All fresh and frozen turkeys from our Meat department must meet our standards for being raised with no antibiotics ever, no animal by-products in feed and 100+ animal welfare standards.
How to Store Your Turkey
Whether you’ve picked up your turkey from our stores or you’re having it delivered, it’s important to store your bird properly before cooking it. Follow these tips for success.
How to store our fresh turkeys:
Our fresh turkeys are kept in a deep chill to maintain a crust of ice on the surface. This ensures that you can safely store your bird at home until you’re ready to cook. Keep your turkey deep-chilled (35°F) in the coldest spot in your fridge, turned down as low as possible, or store in a secondary fridge.
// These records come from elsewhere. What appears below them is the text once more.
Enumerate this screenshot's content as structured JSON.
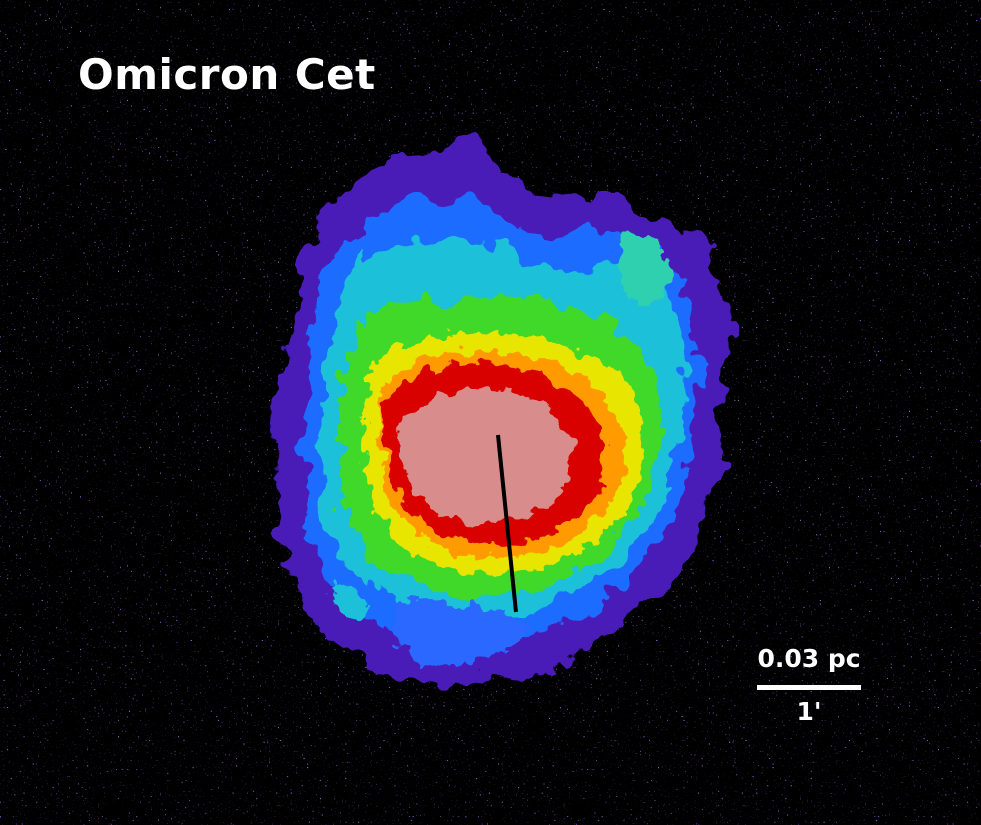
{
  "image": {
    "title": "Omicron Cet",
    "scale_bar": {
      "physical_label": "0.03 pc",
      "angular_label": "1'"
    },
    "colors": {
      "background": "#000000",
      "outer_halo": "#5a1fd8",
      "blue_layer": "#1f7cff",
      "cyan_layer": "#18c8d0",
      "green_layer": "#3fdc2a",
      "yellow_layer": "#e8e800",
      "orange_layer": "#ff9800",
      "red_ring": "#d70000",
      "saturated_core": "#d98a8a",
      "text": "#ffffff",
      "marker_line": "#000000"
    }
  }
}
Over time, the ice will easily melt, and your bird will be perfect by Thanksgiving.
How to store our frozen turkeys:
Store frozen birds in your freezer (ideally in a secondary freezer if you have one) until you’re ready to thaw. Depending on how much time you have, you can thaw your turkey in your refrigerator or by submerging it in cold water.
Thawing Your Turkey
Plan ahead! Many of the birds we sell at our stores are fresh, meaning that they don't need to be thawed. They may have a thin layer of ice from being kept extremely cold, but they aren't frozen through. If you do choose one of our frozen birds, leave plenty of time for thawing.
Day in fridge
Hours in cold water
We recommend thawing your turkey one of two ways:
Most reliable way: Put a tray or pan underneath the bird in its packaging to catch drips and place it in the refrigerator on the lowest shelf for 1 full day for every 5 pounds of turkey.
Fastest way: Short on time or fridge space, this is your best option. Make sure the turkey is sealed in a leak-proof wrapper and place it in a vessel large enough to completely contain it. Add cold tap water to cover. Change the water every 30 minutes and allow 30 minutes of thawing time per pound.
* Except for pure sea salt solutions for our turkeys labeled "brined."
** Federal regulations prohibit the use of hormones in raising turkeys.